Land-use history includes conversion to cropland for cereals such as wheat, maize, and sorghum promoted by agribusiness corporations and commodity markets facilitated by the Chicago Board of Trade and the Kansas City Board of Trade. Grazing management, ranching practices, and rotational grazing systems have been informed by Cooperative Extension Services at Oklahoma State University, Texas A&M University, and the University of Nebraska–Lincoln. Conservation programs such as the U.S. Conservation Reserve Program, Canadian Environmental Farm Plans, and initiatives by NGOs including Ducks Unlimited and World Wildlife Fund have purchased easements, implemented restoration using seed mixes from suppliers cataloged by the Native Plant Society, and reintroduced management tools like prescribed burning and prairie restoration protocols developed by the Prairie Restoration Network and The Nature Conservancy. Research partnerships with institutions such as the University of Minnesota, USDA Agricultural Research Service, and Natural Resources Canada support adaptive management and monitoring.

Conservation and Threats

Threats include agricultural conversion, energy development for wind and oil and gas leased through the Bureau of Land Management and provincial crown land auctions, invasive species such as smooth brome and cheatgrass cataloged by Agriculture and Agri-Food Canada, and altered fire and grazing regimes influenced by policy instruments like the Farm Bill and provincial agricultural policies.
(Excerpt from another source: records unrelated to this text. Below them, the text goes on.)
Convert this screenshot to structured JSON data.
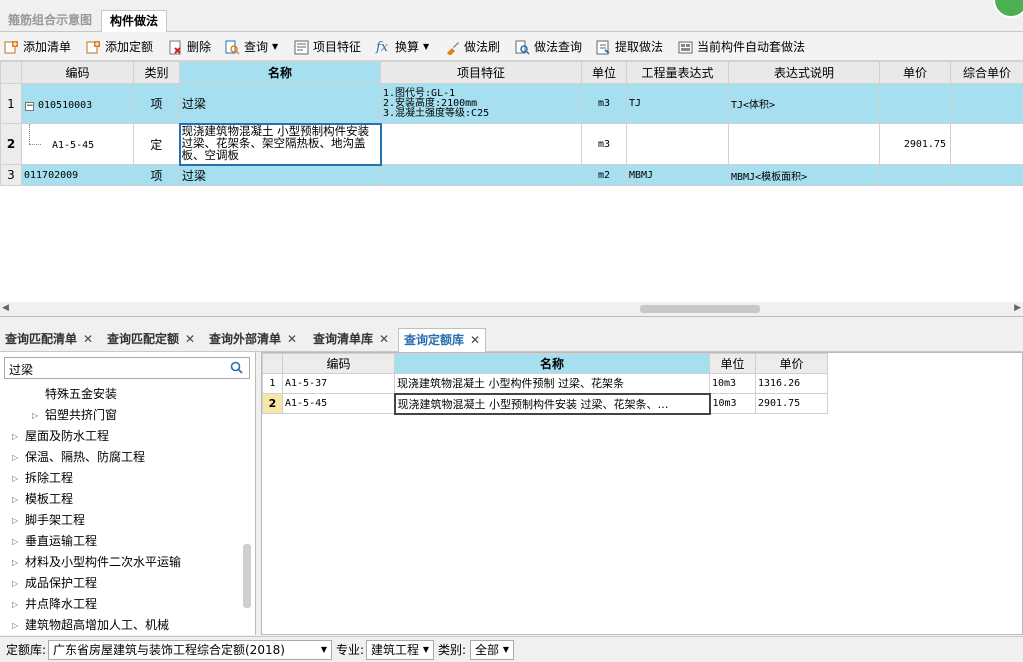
{
  "top_tabs": [
    {
      "label": "箍筋组合示意图"
    },
    {
      "label": "构件做法"
    }
  ],
  "toolbar": {
    "add_list": "添加清单",
    "add_quota": "添加定额",
    "delete": "删除",
    "query": "查询",
    "item_feature": "项目特征",
    "convert": "换算",
    "method_brush": "做法刷",
    "method_query": "做法查询",
    "extract_method": "提取做法",
    "auto_method": "当前构件自动套做法"
  },
  "main_grid": {
    "headers": [
      "编码",
      "类别",
      "名称",
      "项目特征",
      "单位",
      "工程量表达式",
      "表达式说明",
      "单价",
      "综合单价"
    ],
    "rows": [
      {
        "num": "1",
        "code": "010510003",
        "tree": "−",
        "type": "项",
        "name": "过梁",
        "feature": [
          "1.图代号:GL-1",
          "2.安装高度:2100mm",
          "3.混凝土强度等级:C25"
        ],
        "unit": "m3",
        "expr": "TJ",
        "expr_desc": "TJ<体积>",
        "price": "",
        "total": ""
      },
      {
        "num": "2",
        "code": "A1-5-45",
        "type": "定",
        "name": "现浇建筑物混凝土 小型预制构件安装 过梁、花架条、架空隔热板、地沟盖板、空调板",
        "feature": "",
        "unit": "m3",
        "expr": "",
        "expr_desc": "",
        "price": "2901.75",
        "total": ""
      },
      {
        "num": "3",
        "code": "011702009",
        "type": "项",
        "name": "过梁",
        "feature": "",
        "unit": "m2",
        "expr": "MBMJ",
        "expr_desc": "MBMJ<模板面积>",
        "price": "",
        "total": ""
      }
    ]
  },
  "bottom_tabs": [
    {
      "label": "查询匹配清单"
    },
    {
      "label": "查询匹配定额"
    },
    {
      "label": "查询外部清单"
    },
    {
      "label": "查询清单库"
    },
    {
      "label": "查询定额库"
    }
  ],
  "search": {
    "value": "过梁"
  },
  "tree": [
    {
      "label": "特殊五金安装"
    },
    {
      "label": "铝塑共挤门窗"
    },
    {
      "label": "屋面及防水工程"
    },
    {
      "label": "保温、隔热、防腐工程"
    },
    {
      "label": "拆除工程"
    },
    {
      "label": "模板工程"
    },
    {
      "label": "脚手架工程"
    },
    {
      "label": "垂直运输工程"
    },
    {
      "label": "材料及小型构件二次水平运输"
    },
    {
      "label": "成品保护工程"
    },
    {
      "label": "井点降水工程"
    },
    {
      "label": "建筑物超高增加人工、机械"
    }
  ],
  "result_grid": {
    "headers": [
      "编码",
      "名称",
      "单位",
      "单价"
    ],
    "rows": [
      {
        "num": "1",
        "code": "A1-5-37",
        "name": "现浇建筑物混凝土 小型构件预制 过梁、花架条",
        "unit": "10m3",
        "price": "1316.26"
      },
      {
        "num": "2",
        "code": "A1-5-45",
        "name": "现浇建筑物混凝土 小型预制构件安装 过梁、花架条、…",
        "unit": "10m3",
        "price": "2901.75"
      }
    ]
  },
  "status": {
    "quota_lib_label": "定额库:",
    "quota_lib_value": "广东省房屋建筑与装饰工程综合定额(2018)",
    "major_label": "专业:",
    "major_value": "建筑工程",
    "category_label": "类别:",
    "category_value": "全部"
  },
  "colors": {
    "row_highlight": "#a6e0f0",
    "selected_header": "#a6e0f0",
    "active_tab_text": "#2a6fb0"
  }
}
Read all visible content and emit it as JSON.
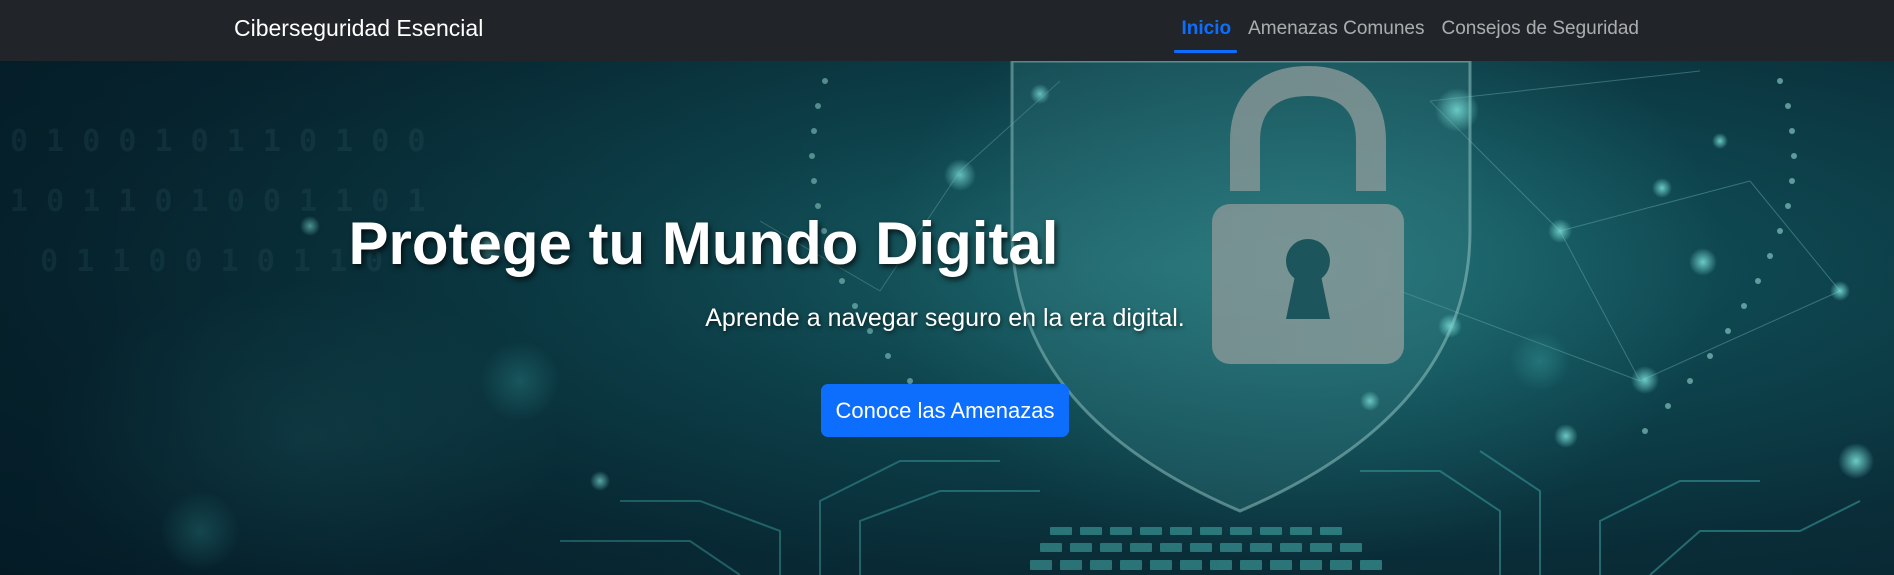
{
  "navbar": {
    "brand": "Ciberseguridad Esencial",
    "links": [
      {
        "label": "Inicio",
        "active": true
      },
      {
        "label": "Amenazas Comunes",
        "active": false
      },
      {
        "label": "Consejos de Seguridad",
        "active": false
      }
    ]
  },
  "hero": {
    "title": "Protege tu Mundo Digital",
    "subtitle": "Aprende a navegar seguro en la era digital.",
    "button_label": "Conoce las Amenazas",
    "background_icon": "padlock-shield-circuit-image"
  },
  "colors": {
    "navbar_bg": "#212529",
    "accent": "#0d6efd",
    "hero_teal": "#0f4a53"
  }
}
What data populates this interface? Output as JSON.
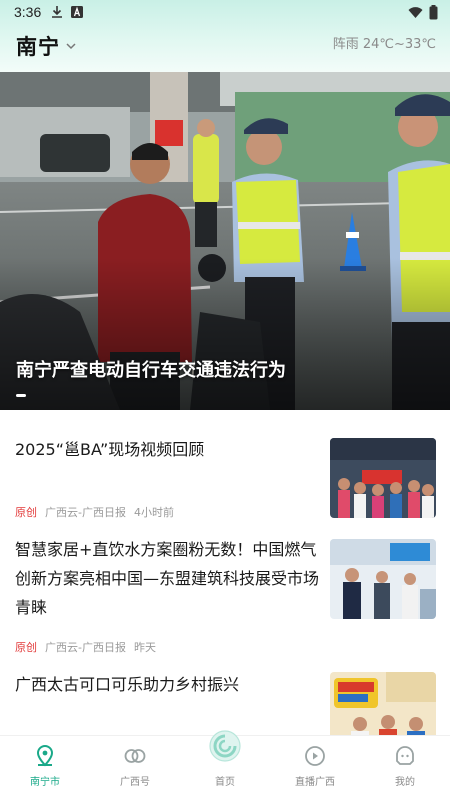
{
  "status_bar": {
    "time": "3:36"
  },
  "header": {
    "city": "南宁",
    "weather": "阵雨 24℃~33℃"
  },
  "hero": {
    "caption": "南宁严查电动自行车交通违法行为"
  },
  "news": [
    {
      "title": "2025“邕BA”现场视频回顾",
      "tag": "原创",
      "source": "广西云-广西日报",
      "time": "4小时前"
    },
    {
      "title": "智慧家居+直饮水方案圈粉无数！中国燃气创新方案亮相中国—东盟建筑科技展受市场青睐",
      "tag": "原创",
      "source": "广西云-广西日报",
      "time": "昨天"
    },
    {
      "title": "广西太古可口可乐助力乡村振兴"
    }
  ],
  "tabs": [
    {
      "label": "南宁市",
      "icon": "location-pin-icon"
    },
    {
      "label": "广西号",
      "icon": "rings-icon"
    },
    {
      "label": "首页",
      "icon": "home-swirl-icon"
    },
    {
      "label": "直播广西",
      "icon": "play-circle-icon"
    },
    {
      "label": "我的",
      "icon": "user-face-icon"
    }
  ],
  "colors": {
    "accent": "#1aa989",
    "tag_red": "#e23b3b",
    "header_bg": "#d4f3ea"
  }
}
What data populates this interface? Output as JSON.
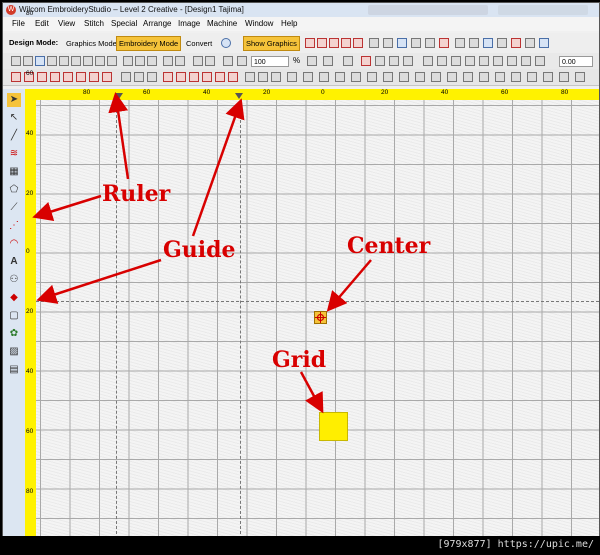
{
  "window": {
    "title": "Wilcom EmbroideryStudio – Level 2 Creative - [Design1      Tajima]",
    "logo": "W"
  },
  "menu": [
    "File",
    "Edit",
    "View",
    "Stitch",
    "Special",
    "Arrange",
    "Image",
    "Machine",
    "Window",
    "Help"
  ],
  "toolbar": {
    "design_mode_label": "Design Mode:",
    "graphics_mode": "Graphics Mode",
    "embroidery_mode": "Embroidery Mode",
    "convert": "Convert",
    "show_graphics": "Show Graphics",
    "zoom_value": "100",
    "zoom_unit": "%",
    "offset_value": "0.00"
  },
  "ruler": {
    "top_labels": [
      "80",
      "60",
      "40",
      "20",
      "0",
      "20",
      "40",
      "60",
      "80"
    ],
    "left_labels": [
      "80",
      "60",
      "40",
      "20",
      "0",
      "20",
      "40",
      "60",
      "80"
    ]
  },
  "annotations": {
    "ruler": "Ruler",
    "guide": "Guide",
    "center": "Center",
    "grid": "Grid",
    "color": "#d80000"
  },
  "footer": {
    "text": "[979x877] https://upic.me/"
  }
}
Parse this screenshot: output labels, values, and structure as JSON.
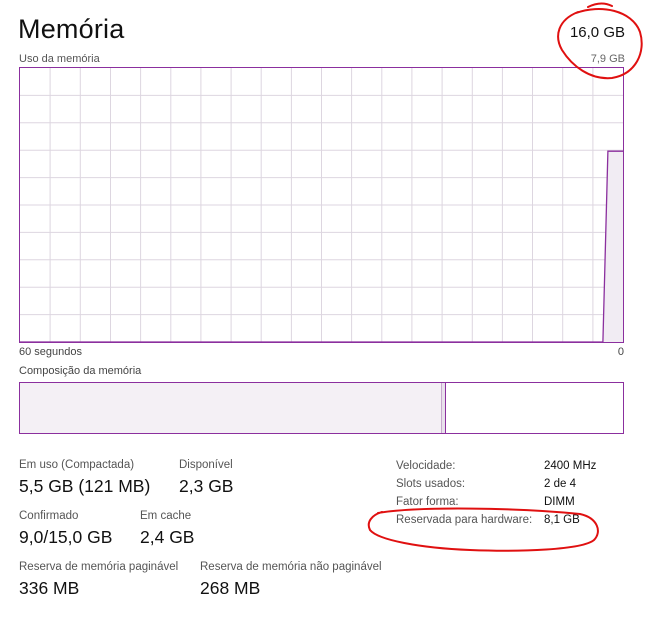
{
  "header": {
    "title": "Memória",
    "total": "16,0 GB"
  },
  "usage_chart": {
    "label": "Uso da memória",
    "max_label": "7,9 GB",
    "time_left": "60 segundos",
    "time_right": "0",
    "line_color": "#8b2f9e",
    "fill_color": "#f1ecf3",
    "grid_color": "#ddd6e0",
    "chart_data": {
      "type": "area",
      "x": [
        60,
        2,
        1.5,
        0
      ],
      "y": [
        0,
        0,
        5.5,
        5.5
      ],
      "ylim": [
        0,
        7.9
      ],
      "xlabel": "",
      "ylabel": "",
      "grid": true
    }
  },
  "composition": {
    "label": "Composição da memória",
    "in_use_fraction": 0.7,
    "modified_fraction": 0.006
  },
  "stats": {
    "in_use_label": "Em uso (Compactada)",
    "in_use_value": "5,5 GB (121 MB)",
    "available_label": "Disponível",
    "available_value": "2,3 GB",
    "committed_label": "Confirmado",
    "committed_value": "9,0/15,0 GB",
    "cached_label": "Em cache",
    "cached_value": "2,4 GB",
    "paged_label": "Reserva de memória paginável",
    "paged_value": "336 MB",
    "nonpaged_label": "Reserva de memória não paginável",
    "nonpaged_value": "268 MB"
  },
  "properties": [
    {
      "key": "Velocidade:",
      "value": "2400 MHz"
    },
    {
      "key": "Slots usados:",
      "value": "2 de 4"
    },
    {
      "key": "Fator forma:",
      "value": "DIMM"
    },
    {
      "key": "Reservada para hardware:",
      "value": "8,1 GB"
    }
  ],
  "annotation_color": "#e01010"
}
Conservation priorities are implemented by federal programs such as the U.S. Fish and Wildlife Service Partners for Fish and Wildlife, Canadian Wildlife Service initiatives, provincial ministries, and NGOs including The Nature Conservancy, National Audubon Society, and World Wildlife Fund. Collaborative efforts involving tribal nations, state wildlife agencies, university research centers, and international bodies such as the Ramsar Convention aim to protect remnant prairie fragments, restore connectivity identified in ecoregional assessments by the World Wildlife Fund, and maintain biodiversity benchmarks used by the IUCN Red List and NatureServe.